Wednesday, August 24, 2022

Millers drove a rig that looked like anyone’s

 Page 3.

Millers drove a rig that looked like anyone’s else’s but it had a real funny putrid smell and Potts told everyone to stay away from his goods? Even his team to two sleek draft horses looked nervous and spooky sensing they were pulling a wagon with something evil inside. Flaps on the wagon were always pulled tight and Miller entered it like a bat returning to a dark cave after a evening hunt. Before the winter snows came thousand of flies sometimes covered the outside of the wagon. You could hear their buzzing sound some thirty feet away so folks started calling it a road apple on wheels. Miller always followed the wagon train in the dead last position and preferred it that way and so did everyone else. Most of the time a large trail of dust followed the back of the wagon train giving Potts a much needed dust bath because dirt was better than nothing.  Folks didn’t mind but whispering talk between them was Potts acted more like a lone wolf waiting for the opportunity to attack any unsuspecting stragglers. His head and neck moved viper like with the patience of a black widow spider and watching Potts you could almost imagine a shiny forked tongue flicking out tasting and sensing all around you.

He wasn’t a man to be trusted if in fact he was a man at all and his ways weren’t like normal folks but they were tolerated one rule you quickly learned immediately on this journey.

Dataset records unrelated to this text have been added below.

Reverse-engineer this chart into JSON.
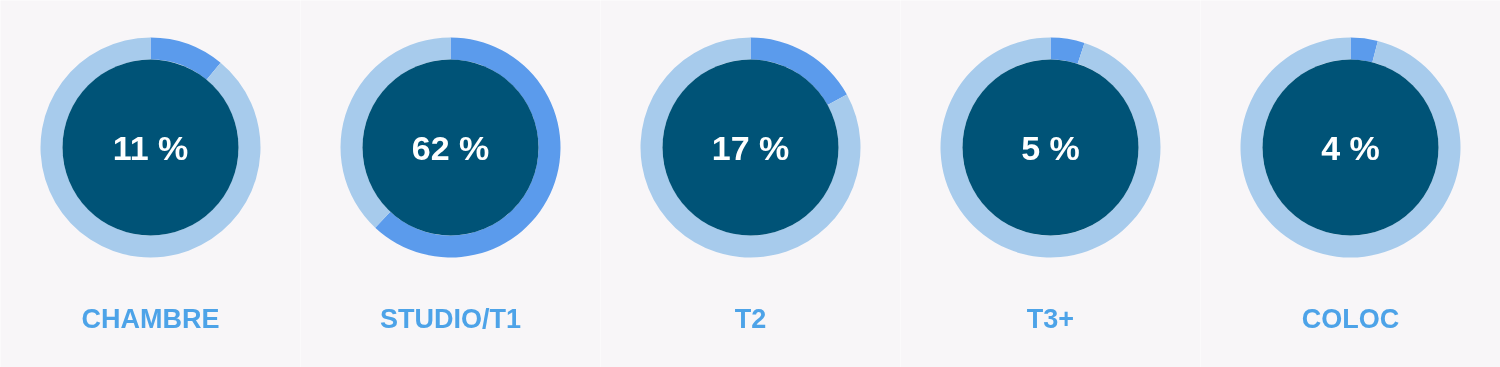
{
  "chart_data": [
    {
      "type": "donut",
      "title": "CHAMBRE",
      "categories": [
        null,
        null
      ],
      "values": [
        11,
        89
      ],
      "colors": [
        "#5b9bec",
        "#a7cbec"
      ],
      "annotations": [
        "11 %"
      ]
    },
    {
      "type": "donut",
      "title": "STUDIO/T1",
      "categories": [
        null,
        null
      ],
      "values": [
        62,
        38
      ],
      "colors": [
        "#5b9bec",
        "#a7cbec"
      ],
      "annotations": [
        "62 %"
      ]
    },
    {
      "type": "donut",
      "title": "T2",
      "categories": [
        null,
        null
      ],
      "values": [
        17,
        83
      ],
      "colors": [
        "#5b9bec",
        "#a7cbec"
      ],
      "annotations": [
        "17 %"
      ]
    },
    {
      "type": "donut",
      "title": "T3+",
      "categories": [
        null,
        null
      ],
      "values": [
        5,
        95
      ],
      "colors": [
        "#5b9bec",
        "#a7cbec"
      ],
      "annotations": [
        "5 %"
      ]
    },
    {
      "type": "donut",
      "title": "COLOC",
      "categories": [
        null,
        null
      ],
      "values": [
        4,
        96
      ],
      "colors": [
        "#5b9bec",
        "#a7cbec"
      ],
      "annotations": [
        "4 %"
      ]
    }
  ]
}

In order to survive you needed to remain together, but getting along and liking each other didn’t seem so important now. The winter storms were becoming worse and some of the folks wanted to turn back but the majority of the group refused and they focused their lives on what lay ahead of them. The snows were getting deeper and the party could only move five miles on a average day. Finding a way over those formidable mountains that looked like they went on forever was starting to give everyone a very hopeless feeling. Now Potts was a short man of stature with a thick neck and a light claw mark across his chin and nose. His face was fully pockmarked resembling the wrath of an angry woodpecker with cheeks and a nose covered in blackheads the size of green pepper corns. He parted his hair in the middle but it took on the appearance of the tail end of a skunk, and with one foot bigger than the other after a episode with frostbite he walked with a limp.

Potts back was swayed and somewhat hunched over and he wore a bear skin coat he claimed he found on a dead Ute Indian Chief ? The coat was decorated with deer bones and tail feathers from a red shafted flicker. The feathers were arranged in a fan pattern in the front with the back or the coat forming a pair of wings. Finishing off with bear claws hanging from the collar the deer bones made a clicking noise alerting everyone that Miller was coming. Potts carried no gun but was always armed with a Indian tomahawk tied to his waist and tipped with a rattlesnake tail. Sometimes at night you could hear the rattle buzzing from inside Millers wagon almost as if the snake itself was alive. With a wispy silver beard that barely covered his chin they matched the few teeth he had stained in  yellow and speckled black with rot and decay. He worn a English bowler hat and kept it pulled down tightly over his ears. Occasionally it rode up exposing his right ear which was notched with a circle shape. Some folks believed someone took a bite out of it or maybe a bullet or a arrow that missed it mark.